Se ami qualcuno, portalo a Verona / perché Verona è la città dell’amore“.

Lo si legge sul sito del Comune veneto che ha saputo tradurre in mito (e soldoni) l’opera di William Shakespeare dedicata alla tragica vicenda di Giulietta e Romeo. Milioni di visitatori ogni anno arrivano da tutto il mondo per vivere in coppia un sogno d’amore percorrendo gli itinerari proposti dalla città. Dal famoso balcone nella presunta casa dei Capuleti, alla casa di Romeo, fino addirittura alla presunta tomba dove Giulietta avrebbe trovato sepoltura. Il tutto nientaltro che una grande trovata novecentesca, un’attrazione turistica costruita su una semplice leggenda nemmeno originale (Shakespeare trovò ispirazione in una novella scritta un secolo prima, ambientata a Siena e legata ad un altro tragico amore, quello tra Giannozza e Mariotto). Ma quello che conta non è tanto il reale, la verità. L’amore stesso non è altro che un sogno e Verona ha saputo diventare essa stessa il sogno da vivere in due, richiamando appunto migliaia di coppie innamorate ogni anno.
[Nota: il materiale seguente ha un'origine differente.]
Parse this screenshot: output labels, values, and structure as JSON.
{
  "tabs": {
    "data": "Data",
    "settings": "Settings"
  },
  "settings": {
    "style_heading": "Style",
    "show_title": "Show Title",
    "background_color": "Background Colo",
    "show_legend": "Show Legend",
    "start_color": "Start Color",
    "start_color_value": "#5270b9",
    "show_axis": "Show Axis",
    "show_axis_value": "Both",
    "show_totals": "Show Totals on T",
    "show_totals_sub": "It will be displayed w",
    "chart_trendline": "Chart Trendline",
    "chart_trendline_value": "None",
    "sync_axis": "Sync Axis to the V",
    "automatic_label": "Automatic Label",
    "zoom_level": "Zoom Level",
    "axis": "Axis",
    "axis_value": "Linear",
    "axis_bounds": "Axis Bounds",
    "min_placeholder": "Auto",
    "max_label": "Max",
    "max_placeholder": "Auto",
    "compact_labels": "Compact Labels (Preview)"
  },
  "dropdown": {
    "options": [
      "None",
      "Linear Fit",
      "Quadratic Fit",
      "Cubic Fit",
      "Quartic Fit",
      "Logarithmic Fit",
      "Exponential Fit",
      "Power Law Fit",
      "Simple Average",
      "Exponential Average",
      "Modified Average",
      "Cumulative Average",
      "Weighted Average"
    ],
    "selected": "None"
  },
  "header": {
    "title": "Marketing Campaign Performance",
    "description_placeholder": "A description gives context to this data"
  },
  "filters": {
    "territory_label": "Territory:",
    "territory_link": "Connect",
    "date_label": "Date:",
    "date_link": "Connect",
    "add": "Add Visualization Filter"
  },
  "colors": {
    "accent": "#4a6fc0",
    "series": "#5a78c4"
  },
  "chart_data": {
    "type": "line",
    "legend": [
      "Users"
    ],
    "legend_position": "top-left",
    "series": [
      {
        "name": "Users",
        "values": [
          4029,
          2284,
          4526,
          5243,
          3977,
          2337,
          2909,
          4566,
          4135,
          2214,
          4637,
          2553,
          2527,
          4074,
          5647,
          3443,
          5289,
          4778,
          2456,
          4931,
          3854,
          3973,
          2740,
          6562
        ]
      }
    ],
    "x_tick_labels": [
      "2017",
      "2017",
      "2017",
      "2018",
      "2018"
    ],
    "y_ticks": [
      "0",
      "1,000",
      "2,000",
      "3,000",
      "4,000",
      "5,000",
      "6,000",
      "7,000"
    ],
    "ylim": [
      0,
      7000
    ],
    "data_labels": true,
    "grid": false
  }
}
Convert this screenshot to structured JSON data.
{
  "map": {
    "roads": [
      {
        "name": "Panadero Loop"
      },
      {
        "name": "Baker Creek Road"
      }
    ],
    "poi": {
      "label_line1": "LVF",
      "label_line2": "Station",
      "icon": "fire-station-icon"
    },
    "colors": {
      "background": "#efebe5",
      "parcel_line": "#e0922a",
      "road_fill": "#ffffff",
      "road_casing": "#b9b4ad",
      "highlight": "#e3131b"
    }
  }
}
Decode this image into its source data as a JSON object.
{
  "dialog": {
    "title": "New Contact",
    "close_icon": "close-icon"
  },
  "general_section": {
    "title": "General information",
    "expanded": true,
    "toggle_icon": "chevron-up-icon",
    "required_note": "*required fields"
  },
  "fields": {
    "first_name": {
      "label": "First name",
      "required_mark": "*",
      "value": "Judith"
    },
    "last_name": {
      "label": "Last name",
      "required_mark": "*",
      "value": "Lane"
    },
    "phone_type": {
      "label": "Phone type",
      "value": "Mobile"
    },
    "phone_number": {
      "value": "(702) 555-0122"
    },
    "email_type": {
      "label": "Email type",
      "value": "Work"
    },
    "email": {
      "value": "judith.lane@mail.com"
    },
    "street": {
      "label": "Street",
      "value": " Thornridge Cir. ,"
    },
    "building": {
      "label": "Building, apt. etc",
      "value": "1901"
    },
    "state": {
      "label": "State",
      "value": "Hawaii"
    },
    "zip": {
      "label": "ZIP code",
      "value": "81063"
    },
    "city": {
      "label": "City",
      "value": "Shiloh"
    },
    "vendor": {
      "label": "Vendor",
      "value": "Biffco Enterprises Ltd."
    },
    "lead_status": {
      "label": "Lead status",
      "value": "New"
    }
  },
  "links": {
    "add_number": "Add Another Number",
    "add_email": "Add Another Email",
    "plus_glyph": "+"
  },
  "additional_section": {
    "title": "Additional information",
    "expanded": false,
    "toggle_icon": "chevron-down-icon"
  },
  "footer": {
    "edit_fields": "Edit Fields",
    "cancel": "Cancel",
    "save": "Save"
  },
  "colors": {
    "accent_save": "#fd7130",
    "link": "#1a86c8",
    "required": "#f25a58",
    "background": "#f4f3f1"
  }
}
Insomma, Verona si conferma città d’amore  e oltre all’amore e ai luoghi cantati da Shakespeare, propone anche altri amori in particolare quello di Liang ShanBo e Zhu YingTai (definiti Giulietta e Romeo dell’Oriente) dei quali possiamo ammirare la statua fuori dal cortile all’ingresso della Tomba di Giulietta. Una storia dolcissima (e altrettanto tragica) che riprendiamo dal sito Associna.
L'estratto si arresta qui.